区分所有建物
区分所有建物とは、構造上区分され、独立して住居・店舗・事務所・倉庫等の用途に供することができる数個の部分から構成されているような建物のことです。
区分所有建物となるためには次の2つの要件を満たすことが必要です。
1.建物の各部分に構造上の独立性があること
これは、建物の各部分が他の部分と壁等で完全に遮断されていることを指しており、ふすま、障子、間仕切りなどによる遮断では要件を満たすことにはなりません。
2.建物の各部分に利用上の独立性があること
これは、建物の各部分が、他の部分から完全に独立して、用途を果たすことを意味しています。例えば居住用の建物であれば、独立した各部分がそれぞれ一つの住居として使用可能であるということになります。
上記1.と2.を満たすような建物の各部分について、それぞれ別個の所有権が成立しているとき、その建物は「区分所有建物」と呼ばれます。区分所有建物については、民法の特別法である区分所有法が適用されます。
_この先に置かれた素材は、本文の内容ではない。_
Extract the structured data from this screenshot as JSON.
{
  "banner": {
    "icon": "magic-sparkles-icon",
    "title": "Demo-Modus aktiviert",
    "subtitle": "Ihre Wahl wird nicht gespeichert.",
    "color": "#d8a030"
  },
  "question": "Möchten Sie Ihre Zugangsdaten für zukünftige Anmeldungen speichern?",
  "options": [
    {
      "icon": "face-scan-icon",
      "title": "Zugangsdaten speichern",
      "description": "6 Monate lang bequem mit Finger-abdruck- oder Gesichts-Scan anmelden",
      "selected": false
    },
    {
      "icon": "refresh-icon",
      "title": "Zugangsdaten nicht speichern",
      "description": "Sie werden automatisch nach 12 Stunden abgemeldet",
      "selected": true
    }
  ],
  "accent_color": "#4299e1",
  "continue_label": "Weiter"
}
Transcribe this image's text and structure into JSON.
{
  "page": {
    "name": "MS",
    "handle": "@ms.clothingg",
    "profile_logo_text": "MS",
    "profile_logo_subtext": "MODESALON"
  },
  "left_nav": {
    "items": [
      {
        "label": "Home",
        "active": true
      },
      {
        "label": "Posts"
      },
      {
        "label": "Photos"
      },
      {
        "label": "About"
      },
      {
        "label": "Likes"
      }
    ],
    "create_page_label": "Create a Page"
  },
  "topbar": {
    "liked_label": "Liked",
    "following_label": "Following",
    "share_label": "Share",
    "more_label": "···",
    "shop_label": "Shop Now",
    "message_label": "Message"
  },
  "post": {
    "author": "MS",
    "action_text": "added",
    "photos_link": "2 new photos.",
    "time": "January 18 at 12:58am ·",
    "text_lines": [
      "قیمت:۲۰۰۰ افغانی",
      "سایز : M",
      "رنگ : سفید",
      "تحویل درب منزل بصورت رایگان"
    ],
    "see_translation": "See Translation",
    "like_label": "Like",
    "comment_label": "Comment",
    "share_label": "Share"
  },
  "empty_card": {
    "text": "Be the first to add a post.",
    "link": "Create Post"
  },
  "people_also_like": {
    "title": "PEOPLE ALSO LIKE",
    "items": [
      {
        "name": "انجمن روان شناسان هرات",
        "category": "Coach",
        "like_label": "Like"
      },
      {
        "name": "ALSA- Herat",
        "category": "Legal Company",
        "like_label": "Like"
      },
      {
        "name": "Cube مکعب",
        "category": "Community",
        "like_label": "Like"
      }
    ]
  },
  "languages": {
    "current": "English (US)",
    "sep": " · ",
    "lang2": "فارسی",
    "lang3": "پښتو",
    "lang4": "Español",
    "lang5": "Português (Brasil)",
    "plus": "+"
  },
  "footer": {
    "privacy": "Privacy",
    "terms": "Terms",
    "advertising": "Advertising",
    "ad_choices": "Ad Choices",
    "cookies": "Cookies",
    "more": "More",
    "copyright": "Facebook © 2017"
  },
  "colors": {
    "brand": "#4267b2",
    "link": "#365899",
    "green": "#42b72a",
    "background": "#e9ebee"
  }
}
代表的なものとしては分譲マンションが区分所有建物です。しかし分譲マンションに限らず、オフィスビル・商業店舗・倉庫等であっても、上記1.と2.を満たし、建物の独立した各部分について別個の所有権が成立している場合は区分所有建物となります。
なお区分所有建物では、建物の独立した各部分は「専有部分」と呼ばれます。
また、この専有部分を所有する者のことを「区分所有者」と言います。
廊下・エレベータ・階段などのように区分所有者が共同で利用する建物の部分は「共用部分」と呼ばれ、区分所有者が共有します。
また建物の敷地も、区分所有者の共有となります(ただし土地権利が借地権の場合には「準共有」となります)。このとき区分所有者が取得している敷地の共有持分は「敷地利用権」と呼ばれます。
従って区分所有建物においては、区分所有者は、専有部分の所有権、共用部分の共有持分、敷地の共有持分という3種類の権利を持っていることになります。